Or it may have been the prospect of going up one set against fourth-seeded Janne Holmia of Florida, ranked fifth nationally in the preseason, that flashed through the Harvard co-captain’s mind.
Even the comedic third option that Nguyen should have complied with his first-round “strategy” of remaining ignorant of the draw easily comes to mind in the hindsight of a hotly-contested match.
Likely a combination of these factors allowed Holmia to save three set points in the first and force a tiebreaker that he would eventually win 7-4 and ultimately end Harvard’s hopes of Nguyen being the first Crimson champion at the ITA Nationals since James Blake ’01 in 1998.
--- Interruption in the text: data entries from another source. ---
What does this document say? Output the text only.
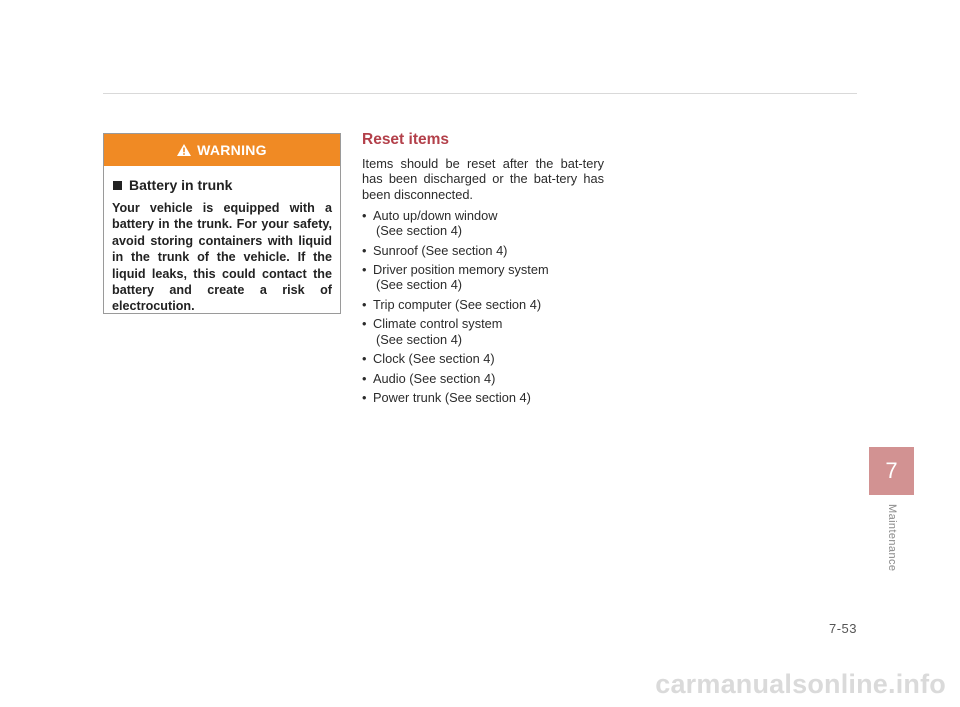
WARNING
Battery in trunk
Your vehicle is equipped with a battery in the trunk. For your safety, avoid storing containers with liquid in the trunk of the vehicle. If the liquid leaks, this could contact the battery and create a risk of electrocution.
Reset items

Items should be reset after the bat-tery has been discharged or the bat-tery has been disconnected.

• Auto up/down window
(See section 4)
• Sunroof (See section 4)
• Driver position memory system
(See section 4)
• Trip computer (See section 4)
• Climate control system
(See section 4)
• Clock (See section 4)
• Audio (See section 4)
• Power trunk (See section 4)
7
Maintenance
7-53
carmanualsonline.info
Holmia beat Nguyen 7-6 (4), 6-2 in the second round of the 32-man competition.
Nguyen advanced to the second round by defeating Nathan Price of Arkansas 7-5. 3-6, 6-4 on Thursday.
Afterwards, Nguyen recounted his play with animated optimism.
“All in all, I’m happy with my performance,” Nguyen said. “To be honest, I didn’t even feel like I was playing my best tennis against [Holmia] or Price. I know that I have the skills to beat Holmia.”
Shaking his head and revealing a rueful smile, he added, “Man, I was so close...” before trailing off, not sure if he should be kicking himself or patting himself on the back—the same back that had pained him so greatly the night before that he had to wear a heated wrap during his match.
Nguyen had never suffered through cramps of any kind during a match prior to this tournament.
There is at least one thing of which Nguyen can be sure.
Informed of Price’s national ranking of 56 in the preseason, Nguyen nodded his head, apparently aware that he can hold his own against the nation’s elite.
Nguyen plans to take the week off before rejoining his teammates in training for the remainder of the season.